GRPO Training: We train a separate Low-Rank Adaptation (LoRA) module for each capability-specific synthetic environment using Group Relative Policy Optimization (GRPO).
Select & Adapt: At inference, the base model identifies the most relevant capability for the task given natural language descriptions of each capability, and the corresponding LoRA adapter is activated for generation.

Key Results

TRACE demonstrates significant improvements and generalization across different complex environments:

$\tau^{2}$-Bench (Customer Service): Improves upon the base agent by +14.1 points, achieving an overall pass rate of 47.0%. It scales more efficiently than baselines, outperforming GRPO and GEPA by +9.2 and +7.4 points given the same rollout budget.
ToolSandBox (Tool Use): Achieves a mean similarity score of 0.552, improving over the base model by +0.141 points and +7 perfect scores.

Getting Started

Prerequisites

Python 3.11+
CUDA-capable GPUs (1 GPU for vLLM inference server, additional GPUs for training)
conda or equivalent environment manager

Installation

conda create -n trace python -y
conda activate trace
pip install -r requirements.txt

Running the TRACE Pipeline

TRACE is designed to be driven by an LLM coding agent (Claude Code, Codex, etc.). You write a short YAML config, render it into step-by-step instructions, and hand those instructions to the agent.

Quick Start

1. Edit the config files in configs/ with your model and evaluation results.
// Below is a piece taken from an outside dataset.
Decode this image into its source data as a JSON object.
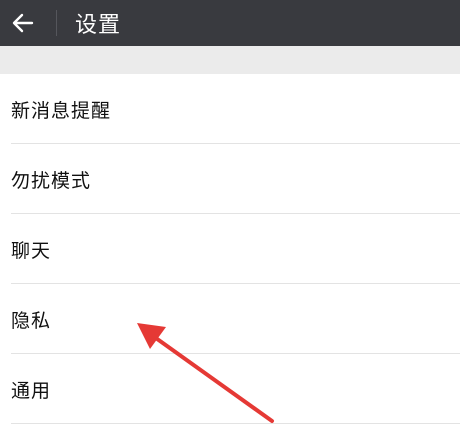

There are two configs — one per pipeline stage:

configs/capability_selection.yaml — model, eval results, selection thresholds
configs/environment_generation.yaml — model, vLLM settings, rollout parameters

2. Render the pipeline documents:

python render_pipeline.py configs/capability_selection.yaml --stage capability
python render_pipeline.py configs/environment_generation.yaml --stage environment

This produces files in prompts/:

my_experiment_capability_selection.md — instructions for Step 1
my_experiment_environment_generation.md — instructions for Step 2

3. Hand each file to your coding agent (Claude Code, Codex, etc.) to execute.

Step 1: Capability Selection

Hand the rendered *_capability_selection.md to your coding agent. It will:

Phase 1 (Discovery): Read trajectories and propose candidate capabilities → pipeline/candidate_capabilities.json
Phase 2 (Labeling): Run N independent labeling passes → pipeline/run_01.json ... pipeline/run_10.json
Phase 3 (Aggregation): Run the filtering script → pipeline/selected_capabilities.json

Step 2: Synthetic Environment Generation

Hand the rendered *_environment_generation.md to your coding agent. Each invocation processes one capability (the highest-priority PENDING one). Re-invoke to process the next. For each capability, the agent will:

Generate a synthetic environment file (e.g., capability_<name>_game.py)
Launch a vLLM server and collect validation rollouts
Validate the reward distribution (target: 20-60% success rate)
Mark the capability as DONE in selected_capabilities.json

Step 3: GRPO Training

Train a LoRA adapter for each generated environment.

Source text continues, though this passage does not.